During his pilgrimage to Mecca, Malcolm sees white Muslims with blue eyes. The orthodox Muslims view them as equals. They are not paying lip service to the brotherhood of Islam, they embody it. Payne writes, “By publicly celebrating the existence of blond, blue-eyed Muslims, as he did in his reports from Mecca, Malcolm was breaking with decades of his own preaching” (441).
Malcolm’s change is impressive for three reasons. First, he is brave enough to admit to himself that he was wrong. He did not avoid this uncomfortable truth or try to justify it to himself. Second, he felt guilty about using his persuasiveness to convert people to beliefs he now found to be wrong. He knew the power he could have over his listeners and expressed remorse that he had used it to (in hindsight) mislead them. Third, he spoke publicly about his epiphany. Malcolm probably could have saved his life after the NOI if he had kept his transformation to himself.
However, that would have been out of character for Malcolm X. He waged an aggressive campaign against Elijah and the NOI. At the Audubon Ballroom, he tells the crowd:
The Nation of Islam had been violent … violent from coast to coast. Muslims, in the Muslim movement, have been involved in cold, calculated violence. And not at one time have they been involved in violence against the Ku Klux Klan. They’re capable. They’re qualified. They’re equipped. They know how to do it—only to another brother. (464)
Elijah knows that if Malcolm is allowed to keep speaking out against him, people will listen. Malcolm knows the danger he is placing himself in. He tells the crowd, “I have never said or done anything in my life that I wasn’t prepared to suffer the consequences for” (464).
The Malcolm X that forbade his guards from frisking people at the door was the most open-minded, accepting version of himself that had ever existed. He did not want anyone to miss the chance to hear what he considered a crucial message, even if it meant that someone might be able to sneak a weapon into the Ballroom. He justifies his decision by telling his concerned followers, “No matter what…people are just to be allowed to come in.” And I’ll be among my people” (464).

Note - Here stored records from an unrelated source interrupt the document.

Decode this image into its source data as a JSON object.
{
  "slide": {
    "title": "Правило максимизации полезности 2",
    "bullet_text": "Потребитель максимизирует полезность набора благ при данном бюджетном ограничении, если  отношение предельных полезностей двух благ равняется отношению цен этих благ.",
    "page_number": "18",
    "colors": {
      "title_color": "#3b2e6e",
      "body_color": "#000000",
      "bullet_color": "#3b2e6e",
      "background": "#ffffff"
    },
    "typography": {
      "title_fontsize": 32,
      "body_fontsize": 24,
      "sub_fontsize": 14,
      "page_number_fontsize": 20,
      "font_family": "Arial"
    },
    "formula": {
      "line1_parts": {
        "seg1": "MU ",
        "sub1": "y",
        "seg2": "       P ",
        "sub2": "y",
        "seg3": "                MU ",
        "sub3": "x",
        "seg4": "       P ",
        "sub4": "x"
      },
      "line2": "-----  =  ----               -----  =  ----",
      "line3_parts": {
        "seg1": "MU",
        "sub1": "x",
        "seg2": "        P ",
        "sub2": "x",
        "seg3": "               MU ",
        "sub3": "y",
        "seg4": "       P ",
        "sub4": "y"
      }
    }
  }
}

The book’s final two chapters read like the dénouement of a thriller. The planning and calculation that went into Malcolm’s assassination—and the willful negligence of the FBI in preventing it—are startling in their coldness. When Owens’s superiors chastise him for trying to resuscitate Malcolm, it reveals the inhumanity with which the government viewed Malcolm. Chapter 19 is a grotesque mosaic of NOI members—many of whom were Malcolm’s friends—celebrating his murder.
Nevertheless, Tamara Payne’s epilogue confirms that the influence of Malcolm X has outlasted his death, and will continue to do so. It is natural to wonder how much more he might have done in the second half of his life, had he been able to pursue his convictions.